Objective: For detailed studies, scientists need to quantitate ever lower concentrations of estrone and estradiol in serum samples. Here we demonstrate a method capable of detecting low pg/mL of both estrone and estradiol in human serum for clinical research.

Methods: Samples were prepared by liquid-liquid extraction (LLE). Following chromatographic separation by a reversed-phase high performance liquid chromatographic (HPLC) gradient, analytes were detected on a triple quadrupole mass spectrometer. Precision was determined by analyzing replicate concentrations over three days. Accuracy was determined by analyzing Center for Disease Control (CDC) Hormone Standardization (HoSt) Program Phase 1 samples.

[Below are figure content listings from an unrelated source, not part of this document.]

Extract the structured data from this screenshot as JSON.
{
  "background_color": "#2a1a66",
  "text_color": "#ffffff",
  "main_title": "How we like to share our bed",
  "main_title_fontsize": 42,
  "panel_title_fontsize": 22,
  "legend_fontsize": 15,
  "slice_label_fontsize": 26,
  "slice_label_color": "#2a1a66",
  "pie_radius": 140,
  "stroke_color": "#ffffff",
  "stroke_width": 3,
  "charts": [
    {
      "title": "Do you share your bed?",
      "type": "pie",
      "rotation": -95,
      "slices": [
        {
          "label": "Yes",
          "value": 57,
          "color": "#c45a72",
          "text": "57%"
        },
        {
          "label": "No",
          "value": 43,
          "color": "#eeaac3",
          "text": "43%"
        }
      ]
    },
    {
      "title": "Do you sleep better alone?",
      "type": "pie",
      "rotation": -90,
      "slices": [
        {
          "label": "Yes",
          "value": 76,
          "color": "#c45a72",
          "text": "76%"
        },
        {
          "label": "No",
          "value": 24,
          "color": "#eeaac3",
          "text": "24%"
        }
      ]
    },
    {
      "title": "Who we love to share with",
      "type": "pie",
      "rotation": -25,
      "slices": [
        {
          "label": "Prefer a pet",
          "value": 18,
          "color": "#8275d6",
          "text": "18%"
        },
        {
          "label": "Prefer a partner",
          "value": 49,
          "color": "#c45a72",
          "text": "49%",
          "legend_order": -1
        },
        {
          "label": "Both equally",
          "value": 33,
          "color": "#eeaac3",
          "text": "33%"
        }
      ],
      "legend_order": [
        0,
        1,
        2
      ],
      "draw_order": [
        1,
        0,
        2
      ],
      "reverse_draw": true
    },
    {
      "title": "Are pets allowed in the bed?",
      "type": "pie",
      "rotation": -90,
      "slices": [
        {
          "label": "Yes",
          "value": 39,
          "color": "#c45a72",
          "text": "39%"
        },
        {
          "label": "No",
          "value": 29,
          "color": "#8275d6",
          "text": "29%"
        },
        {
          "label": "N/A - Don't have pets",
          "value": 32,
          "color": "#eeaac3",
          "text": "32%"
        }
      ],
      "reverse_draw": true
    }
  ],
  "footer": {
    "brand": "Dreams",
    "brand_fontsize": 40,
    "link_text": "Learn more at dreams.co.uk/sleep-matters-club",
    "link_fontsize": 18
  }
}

Results: Both estrone and estradiol were able to be quantitated down to 2 pg/mL. Inter-assay precisions of replicate samples across the calibration range were better than 8.4%. Accuracy of estradiol analysis was demonstrated using the CDC HoSt samples with 90% of the samples agreeing within 15% of reference values.

Conclusions: We have demonstrated a sensitive, precise and accurate method for the quantitation of estrone and estradiol in human matrix for clinical research. A detection limit of 2 pg/mL with ion ratio confirmation was achieved for both estrone and estradiol using a TSQ Altis triple quadrupole mass spectrometer. Accuracy of the method was demonstrated by analysis of CDC HoSt program Phase 1 samples.